Catalyst and Exhaust Systems

Overview

The catalytic converter and exhaust systems work together to control the release of harmful engine exhaust emissions into the atmosphere. The engine exhaust gas consists mainly of nitrogen (N), carbon dioxide (CO2) and water (H2O). However, it also contains carbon monoxide (CO), oxides of nitrogen (NOx), hydrogen (H), and various unburned hydrocarbons (HCs). CO, NOx, and HCs are major air pollutants, and their emission into the atmosphere must be controlled.
The exhaust system consists of an exhaust manifold, front exhaust pipe, upstream heated oxygen sensor (HO2S), rear exhaust pipe, downstream HO2S, a muffler and an exhaust tailpipe. The catalytic converter is installed between the front and rear exhaust pipes. Catalytic converter efficiency is monitored by the OBD II system.
For information on the OBD II catalyst monitor, see the description for the CATALYST EFFICIENCY MONITOR.
Only 2 HO2Ss are used in an exhaust stream. The front sensors (HO2S11/HO2S21) before the catalyst are used for primary fuel control while the sensors after the catalyst (HO2S12/HO2S22) are used to monitor catalyst efficiency.















Catalytic Converter

A catalyst is a material that remains unchanged when it initiates and increases the speed of a chemical reaction. A catalyst also enables a chemical reaction to occur at a lower temperature. The concentration of exhaust gas products released to the atmosphere must be controlled. The catalytic converter assists in this task. It contains a catalyst in the form of a specially treated ceramic honeycomb structure saturated with catalytically active precious metals. As the exhaust gases come in contact with the catalyst, they are changed into mostly harmless products. The catalyst initiates and speeds up heat producing chemical reactions of the exhaust gas components so they are used up as much as possible.

Light Off Catalyst

As the catalyst heats up, converter efficiency rises rapidly. The point at which conversion efficiency exceeds 50% is called catalyst light off. For most catalysts this point occurs at 246°C to 302°C (475°F to 575°F). A fast light catalyst is a 3-way catalyst (TWC) that is located as close to the exhaust manifold as possible. Because the light off catalyst is located close to the exhaust manifold it lights off faster and reduces emissions more quickly than the catalyst located under the body. Once the catalyst lights off, the catalyst quickly reaches the maximum conversion efficiency for that catalyst.
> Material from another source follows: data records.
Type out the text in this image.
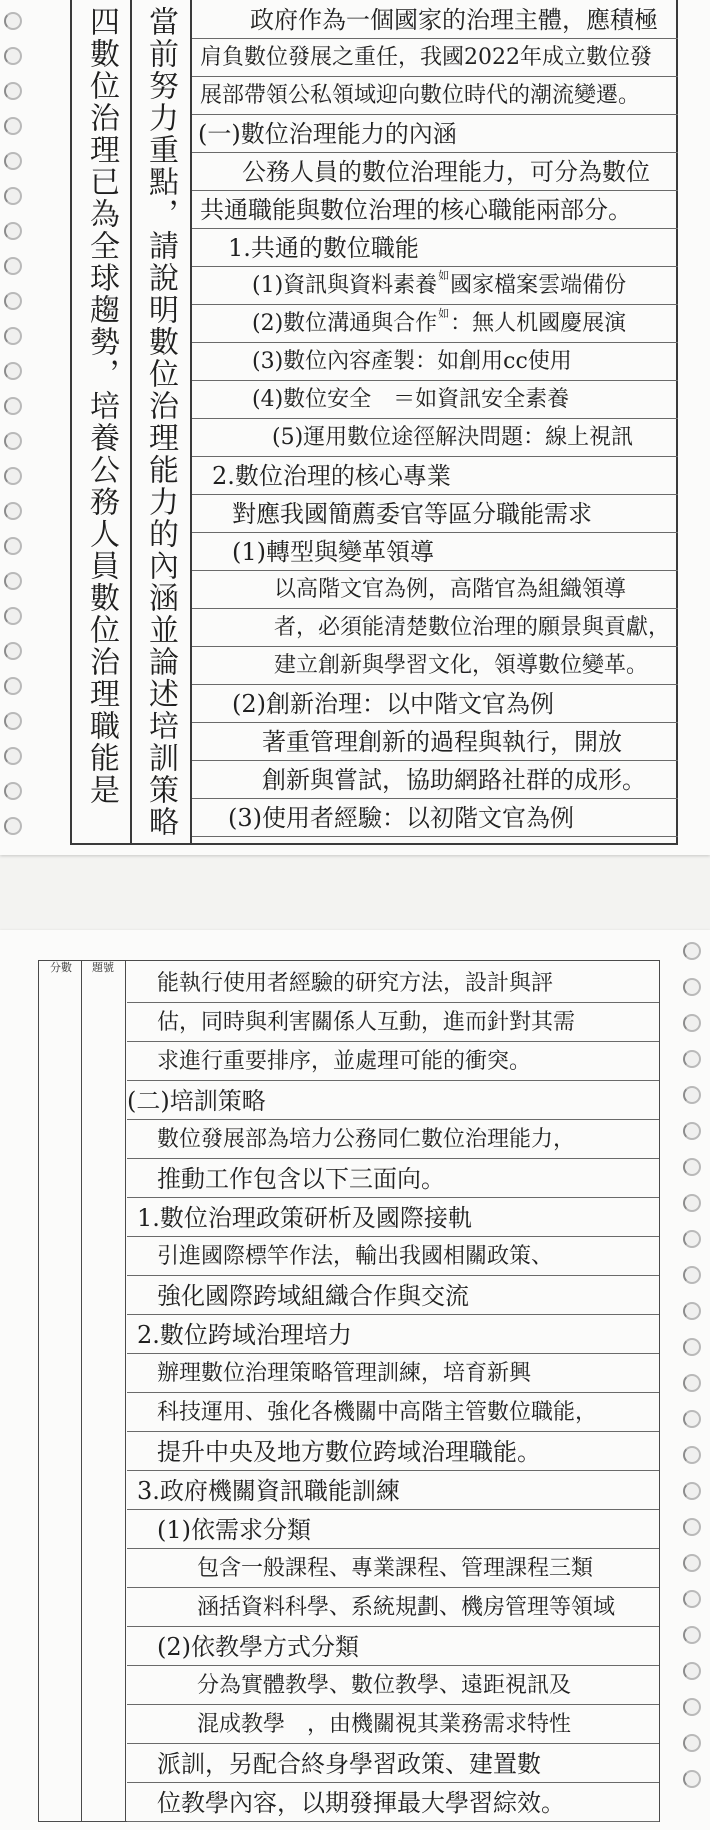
四數位治理已為全球趨勢，培養公務人員數位治理職能是 當前努力重點，請說明數位治理能力的內涵並論述培訓策略	政府作為一個國家的治理主體，應積極
肩負數位發展之重任，我國2022年成立數位發
展部帶領公私領域迎向數位時代的潮流變遷。
(一)數位治理能力的內涵
公務人員的數位治理能力，可分為數位
共通職能與數位治理的核心職能兩部分。
1.共通的數位職能
(1)資訊與資料素養$^如$國家檔案雲端備份
(2)數位溝通與合作$^如$：無人机國慶展演
(3)數位內容產製：如創用cc使用
(4)數位安全　＝如資訊安全素養
(5)運用數位途徑解決問題：線上視訊
2.數位治理的核心專業
對應我國簡薦委官等區分職能需求
(1)轉型與變革領導
以高階文官為例，高階官為組織領導
者，必須能清楚數位治理的願景與貢獻，
建立創新與學習文化，領導數位變革。
(2)創新治理：以中階文官為例
著重管理創新的過程與執行，開放
創新與嘗試，協助網路社群的成形。
(3)使用者經驗：以初階文官為例
分數	題號
能執行使用者經驗的研究方法，設計與評
估，同時與利害關係人互動，進而針對其需
求進行重要排序，並處理可能的衝突。
(二)培訓策略
數位發展部為培力公務同仁數位治理能力，
推動工作包含以下三面向。
1.數位治理政策研析及國際接軌
引進國際標竿作法，輸出我國相關政策、
強化國際跨域組織合作與交流
2.數位跨域治理培力
辦理數位治理策略管理訓練，培育新興
科技運用、強化各機關中高階主管數位職能，
提升中央及地方數位跨域治理職能。
3.政府機關資訊職能訓練
(1)依需求分類
包含一般課程、專業課程、管理課程三類
涵括資料科學、系統規劃、機房管理等領域
(2)依教學方式分類
分為實體教學、數位教學、遠距視訊及
混成教學　，由機關視其業務需求特性
派訓，另配合終身學習政策、建置數
位教學內容，以期發揮最大學習綜效。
Three-Way Catalyst (TWC) Conversion Efficiency

A TWC requires a stoichiometric fuel ratio, 14.7 pounds of air to 1 pound of fuel (14.7:1), for high conversion efficiency. In order to achieve these high efficiencies, the air/fuel ratio must be tightly controlled with a narrow window of stoichiometry. Deviations outside of this window greatly decrease the conversion efficiency. For example a rich mixture decreases the HC and CO conversion efficiency while a lean mixture decreases the NOx conversion efficiency.






Exhaust System





The purpose of the exhaust system is to convey engine emissions from the exhaust manifold to the atmosphere. Engine exhaust emissions are directed from the engine exhaust manifold to the catalytic converter through the front exhaust pipe. A HO2S is mounted on the front exhaust pipe before the catalyst. The catalytic converter reduces the concentration of CO, unburned HCs, and NOx in the exhaust emissions to an acceptable level. The reduced exhaust emissions are directed from the catalytic converter past another HO2S mounted in the rear exhaust pipe and then on into the muffler. Finally, the exhaust emissions are directed to the atmosphere through an exhaust tailpipe.

Underbody Catalyst

The underbody catalyst is located after the light off catalyst. The underbody catalyst may be in line with the light off catalyst, or the underbody catalyst may be common to 2 light off catalysts, forming a Y pipe configuration. For a complete view of the catalyst and exhaust system, see - Service and Repair or - .

Three-Way Catalytic (TWC) Converter

The TWC contains either platinum (Pt) and rhodium (Rh) or palladium (Pd) and rhodium (Rh). The TWC catalyzes the oxidation reactions of unburned HCs and CO and the reduction reaction of NOx. The 3-way conversion can be best accomplished by always operating the engine air fuel/ratio at or close to stoichiometry.